De ahí derivaría una equidistancia a la hora de analizar el origen del fanatismo que anima a los terroristas a perpetrar sus crímenes. Equidistancia que llega a ser ofensiva para la memoria de las víctimas y de sus familias. Otra perla cristaliza alrededor de la idea de que no estamos ante una guerra. Guerra declarada contra los valores democráticos -respeto a la vida y las libertades- tendidos como pilares de la sociedad europea y por extensión, occidental.
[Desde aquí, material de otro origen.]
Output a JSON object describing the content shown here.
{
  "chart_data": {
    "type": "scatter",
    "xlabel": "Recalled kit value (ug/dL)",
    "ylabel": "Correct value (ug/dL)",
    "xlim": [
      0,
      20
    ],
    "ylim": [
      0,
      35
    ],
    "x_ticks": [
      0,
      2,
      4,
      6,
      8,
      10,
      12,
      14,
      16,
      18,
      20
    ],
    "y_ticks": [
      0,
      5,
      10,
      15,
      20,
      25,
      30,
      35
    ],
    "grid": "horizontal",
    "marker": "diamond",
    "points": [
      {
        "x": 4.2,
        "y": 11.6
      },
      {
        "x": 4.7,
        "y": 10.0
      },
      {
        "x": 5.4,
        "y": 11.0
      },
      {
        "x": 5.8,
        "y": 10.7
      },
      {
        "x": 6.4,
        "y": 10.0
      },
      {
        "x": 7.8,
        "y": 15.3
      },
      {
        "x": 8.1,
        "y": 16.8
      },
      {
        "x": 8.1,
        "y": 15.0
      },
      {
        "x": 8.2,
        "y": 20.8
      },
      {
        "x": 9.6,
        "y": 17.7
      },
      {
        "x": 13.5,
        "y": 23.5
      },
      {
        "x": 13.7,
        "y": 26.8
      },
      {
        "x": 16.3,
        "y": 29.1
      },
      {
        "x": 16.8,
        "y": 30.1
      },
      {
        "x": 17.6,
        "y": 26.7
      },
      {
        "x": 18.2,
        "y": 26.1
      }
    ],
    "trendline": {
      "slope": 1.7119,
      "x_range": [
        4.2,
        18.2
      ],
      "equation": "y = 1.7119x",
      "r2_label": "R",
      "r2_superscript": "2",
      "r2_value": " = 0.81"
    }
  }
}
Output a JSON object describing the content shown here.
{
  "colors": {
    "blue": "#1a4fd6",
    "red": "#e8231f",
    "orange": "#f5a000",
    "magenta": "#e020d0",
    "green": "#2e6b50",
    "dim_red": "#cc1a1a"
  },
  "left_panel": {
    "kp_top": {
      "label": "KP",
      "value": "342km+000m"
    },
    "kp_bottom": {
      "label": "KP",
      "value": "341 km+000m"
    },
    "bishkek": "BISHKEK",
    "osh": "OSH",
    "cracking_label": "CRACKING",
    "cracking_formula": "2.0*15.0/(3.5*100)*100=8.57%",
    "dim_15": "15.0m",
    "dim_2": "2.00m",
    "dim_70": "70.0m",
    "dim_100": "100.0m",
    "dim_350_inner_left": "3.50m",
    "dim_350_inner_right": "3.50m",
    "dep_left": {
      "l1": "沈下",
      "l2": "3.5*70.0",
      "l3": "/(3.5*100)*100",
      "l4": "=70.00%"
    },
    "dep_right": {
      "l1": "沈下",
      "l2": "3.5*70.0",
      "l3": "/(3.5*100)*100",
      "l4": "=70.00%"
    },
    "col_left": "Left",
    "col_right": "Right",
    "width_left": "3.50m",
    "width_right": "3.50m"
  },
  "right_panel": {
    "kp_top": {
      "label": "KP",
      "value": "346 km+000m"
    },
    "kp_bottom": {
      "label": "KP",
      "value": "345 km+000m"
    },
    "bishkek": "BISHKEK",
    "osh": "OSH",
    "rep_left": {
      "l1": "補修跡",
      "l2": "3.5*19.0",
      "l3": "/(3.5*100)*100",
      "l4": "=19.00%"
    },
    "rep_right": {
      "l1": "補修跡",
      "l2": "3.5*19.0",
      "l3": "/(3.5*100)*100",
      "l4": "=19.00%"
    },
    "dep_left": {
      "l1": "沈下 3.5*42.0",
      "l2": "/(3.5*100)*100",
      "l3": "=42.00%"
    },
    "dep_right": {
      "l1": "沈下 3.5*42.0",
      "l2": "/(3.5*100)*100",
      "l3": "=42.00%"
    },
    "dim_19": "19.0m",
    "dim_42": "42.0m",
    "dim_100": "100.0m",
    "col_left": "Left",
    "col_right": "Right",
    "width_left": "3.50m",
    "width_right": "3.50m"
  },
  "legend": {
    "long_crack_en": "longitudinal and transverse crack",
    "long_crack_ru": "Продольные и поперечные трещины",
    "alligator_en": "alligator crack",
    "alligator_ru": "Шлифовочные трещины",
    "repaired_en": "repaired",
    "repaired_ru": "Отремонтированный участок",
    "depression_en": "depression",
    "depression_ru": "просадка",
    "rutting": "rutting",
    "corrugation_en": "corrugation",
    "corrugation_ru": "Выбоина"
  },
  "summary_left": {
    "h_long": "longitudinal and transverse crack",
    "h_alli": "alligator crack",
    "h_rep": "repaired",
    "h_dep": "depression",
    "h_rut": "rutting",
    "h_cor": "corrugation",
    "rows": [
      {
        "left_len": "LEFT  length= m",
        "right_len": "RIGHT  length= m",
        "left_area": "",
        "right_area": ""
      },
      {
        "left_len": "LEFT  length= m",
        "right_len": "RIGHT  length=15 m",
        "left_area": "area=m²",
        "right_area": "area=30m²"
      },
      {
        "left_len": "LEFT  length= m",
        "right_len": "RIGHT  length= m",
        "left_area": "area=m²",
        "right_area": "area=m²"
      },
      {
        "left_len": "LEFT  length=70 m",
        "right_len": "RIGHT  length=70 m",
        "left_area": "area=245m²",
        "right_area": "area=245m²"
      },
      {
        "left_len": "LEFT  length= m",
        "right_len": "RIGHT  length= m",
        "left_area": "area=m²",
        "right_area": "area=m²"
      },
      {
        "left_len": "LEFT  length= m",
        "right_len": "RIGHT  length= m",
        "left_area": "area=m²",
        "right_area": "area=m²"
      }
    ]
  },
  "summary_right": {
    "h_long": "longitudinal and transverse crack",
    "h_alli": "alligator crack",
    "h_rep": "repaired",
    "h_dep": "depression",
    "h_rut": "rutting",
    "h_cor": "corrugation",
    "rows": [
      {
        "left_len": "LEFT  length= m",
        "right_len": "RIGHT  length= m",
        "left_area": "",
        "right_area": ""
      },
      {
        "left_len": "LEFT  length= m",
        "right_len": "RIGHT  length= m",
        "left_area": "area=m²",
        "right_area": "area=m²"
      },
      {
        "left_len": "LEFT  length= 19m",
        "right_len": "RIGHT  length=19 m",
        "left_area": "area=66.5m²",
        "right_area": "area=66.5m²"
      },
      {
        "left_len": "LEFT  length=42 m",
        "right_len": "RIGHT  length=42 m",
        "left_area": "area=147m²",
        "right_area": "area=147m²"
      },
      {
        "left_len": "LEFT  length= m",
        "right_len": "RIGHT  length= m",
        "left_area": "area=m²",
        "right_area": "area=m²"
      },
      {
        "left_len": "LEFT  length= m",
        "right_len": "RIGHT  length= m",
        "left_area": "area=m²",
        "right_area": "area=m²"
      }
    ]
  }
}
Quienes así opinan, omiten los hechos. Olvidan que detrás de la violencia de signo islamista subyace la larga e histórica pugna entre sunitas y chiitas para hacerse con la supremacía religiosa y, por ende, con el poder político en aquellos territorios dónde se rinde culto al Profeta Mahoma, extendiéndolo, si pudieran, a nuevos dominios. Esta pugna que salvando las distancias recuerda lo que hace siglos fueron las guerra de religión en Europa (católicos contra protestantes y viceversa), en el mundo musulmán se inició en los albores mismo de la expansión del islam tras la muerte violenta de Husayn, hijo de Alí, el yerno del Profeta. Aquel crimen señaló la división entre las dos corrientes principales del islam. En la actualidad los Estados que se disputan esa hegemonía son Arabia Saudí y el Irán de los ayatolás. Detrás del llamado "califato islámico"
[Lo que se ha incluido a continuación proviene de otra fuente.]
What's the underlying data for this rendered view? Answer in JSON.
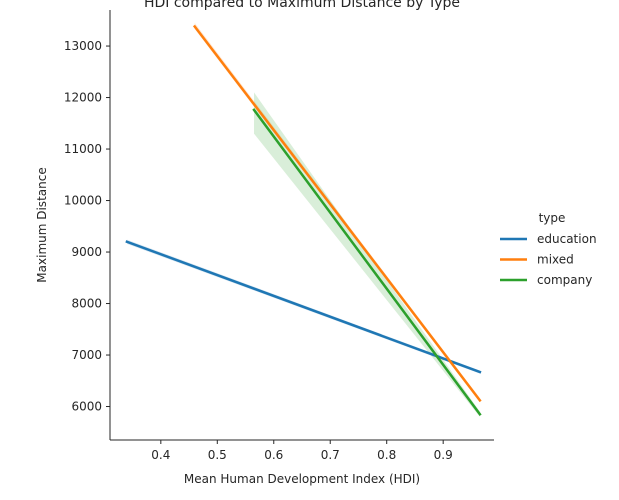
{
  "chart_data": {
    "type": "line",
    "title": "HDI compared to Maximum Distance by Type",
    "xlabel": "Mean Human Development Index (HDI)",
    "ylabel": "Maximum Distance",
    "xlim": [
      0.31,
      0.99
    ],
    "ylim": [
      5350,
      13700
    ],
    "xticks": [
      0.4,
      0.5,
      0.6,
      0.7,
      0.8,
      0.9
    ],
    "yticks": [
      6000,
      7000,
      8000,
      9000,
      10000,
      11000,
      12000,
      13000
    ],
    "grid": false,
    "legend": {
      "title": "type",
      "placement": "right"
    },
    "series": [
      {
        "name": "education",
        "color": "#1f77b4",
        "x": [
          0.34,
          0.965
        ],
        "y": [
          9200,
          6670
        ],
        "ci_lower": [
          9160,
          6640
        ],
        "ci_upper": [
          9240,
          6700
        ]
      },
      {
        "name": "mixed",
        "color": "#ff7f0e",
        "x": [
          0.46,
          0.965
        ],
        "y": [
          13380,
          6120
        ],
        "ci_lower": [
          13330,
          6080
        ],
        "ci_upper": [
          13450,
          6160
        ]
      },
      {
        "name": "company",
        "color": "#2ca02c",
        "x": [
          0.565,
          0.965
        ],
        "y": [
          11760,
          5850
        ],
        "ci_lower": [
          11300,
          5800
        ],
        "ci_upper": [
          12100,
          5900
        ]
      }
    ]
  }
}
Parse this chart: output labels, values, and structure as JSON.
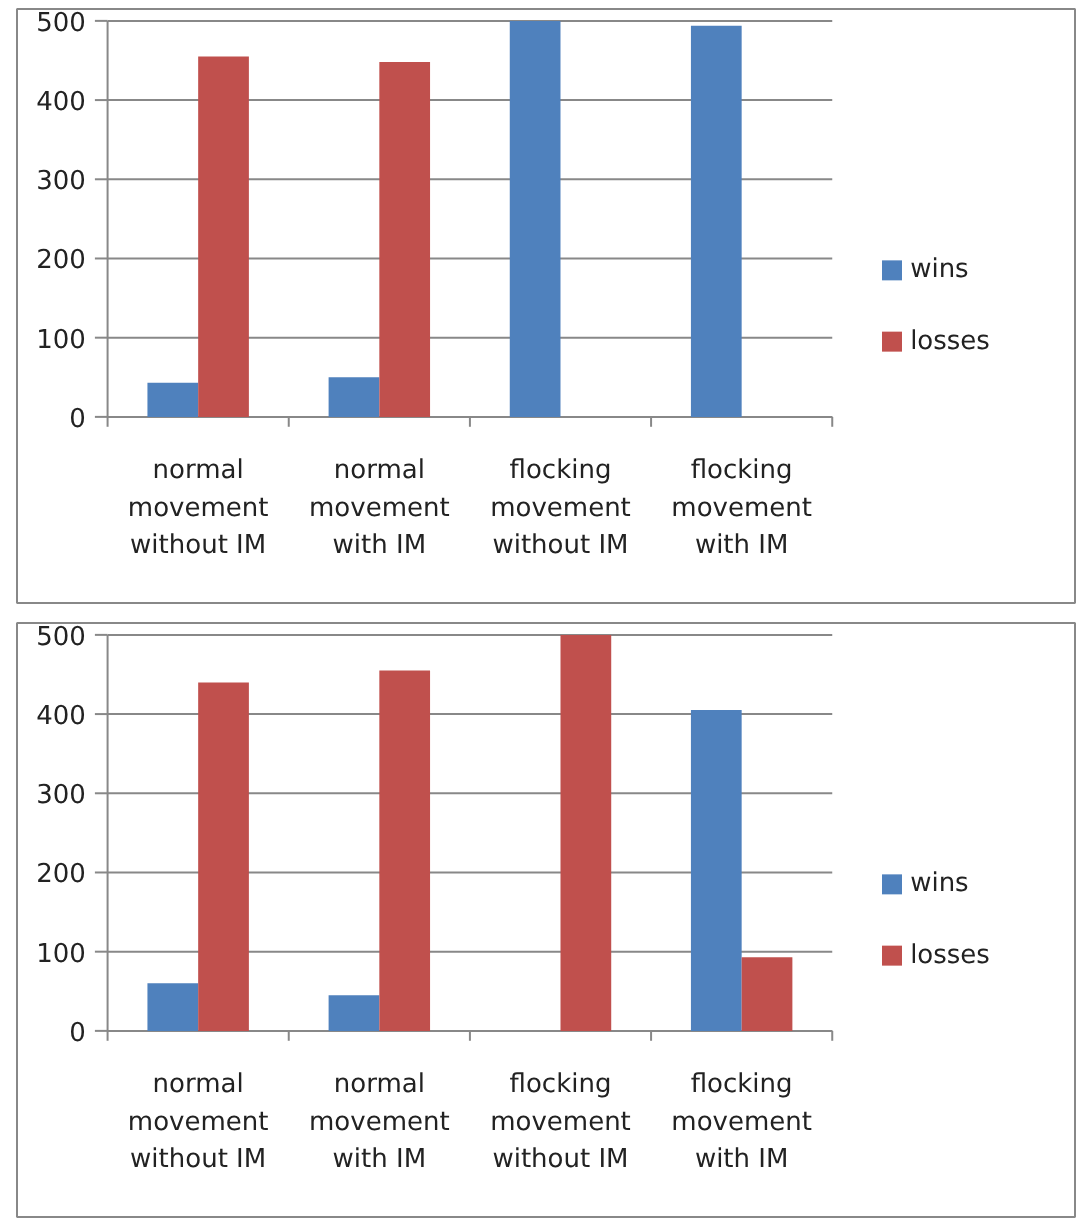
{
  "chart_data": [
    {
      "type": "bar",
      "categories": [
        "normal\nmovement\nwithout IM",
        "normal\nmovement\nwith IM",
        "flocking\nmovement\nwithout IM",
        "flocking\nmovement\nwith IM"
      ],
      "series": [
        {
          "name": "wins",
          "color": "#4f81bd",
          "values": [
            43,
            50,
            500,
            494
          ]
        },
        {
          "name": "losses",
          "color": "#c0504d",
          "values": [
            455,
            448,
            0,
            0
          ]
        }
      ],
      "ylim": [
        0,
        500
      ],
      "yticks": [
        0,
        100,
        200,
        300,
        400,
        500
      ],
      "grid": "y",
      "legend": "right"
    },
    {
      "type": "bar",
      "categories": [
        "normal\nmovement\nwithout IM",
        "normal\nmovement\nwith IM",
        "flocking\nmovement\nwithout IM",
        "flocking\nmovement\nwith IM"
      ],
      "series": [
        {
          "name": "wins",
          "color": "#4f81bd",
          "values": [
            60,
            45,
            0,
            405
          ]
        },
        {
          "name": "losses",
          "color": "#c0504d",
          "values": [
            440,
            455,
            500,
            93
          ]
        }
      ],
      "ylim": [
        0,
        500
      ],
      "yticks": [
        0,
        100,
        200,
        300,
        400,
        500
      ],
      "grid": "y",
      "legend": "right"
    }
  ]
}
(suníes) que controla territorios en Siria e Iraq y recluta mercenarios en los barrios de emigrantes musulmanes en la periferia de las capitales europeas se sospecha del apoyo de alguno de los emiratos del Golfo. Por otra parte, de todos es conocido la cercanía del régimen teocrático de Teherán a Hizbolla en el Líbano y a Hamás en Gaza. Y, que decir de Boko Haram, el grupo terrorista que secuestra y mata en Nigeria y cuyo objetivo proclamado es la imposición en todo aquel inmenso país de la "sharia", la ley islámica. Las autoridades europeas se afanan en perfeccionar los protocolos de seguridad -a la vista de los fallos detectados en el caso de París-, pero quizá la clave para combatir con más eficacia la última novedad en materia de terrorismo, los llamados "lobos solitarios", pasaría por rastrear las fuentes que les financian. A ellos y a determinados imanes que predican la yihad en las mezquitas. Investigar y no dejarse llevar por el miedo. Quien no ve que nos han declarado la guerra está ciego o tiene miedo. Miedo que estos días se detecta en bastantes declaraciones dictadas al hilo de las matanzas perpetradas en París por los tres terroristas islamistas.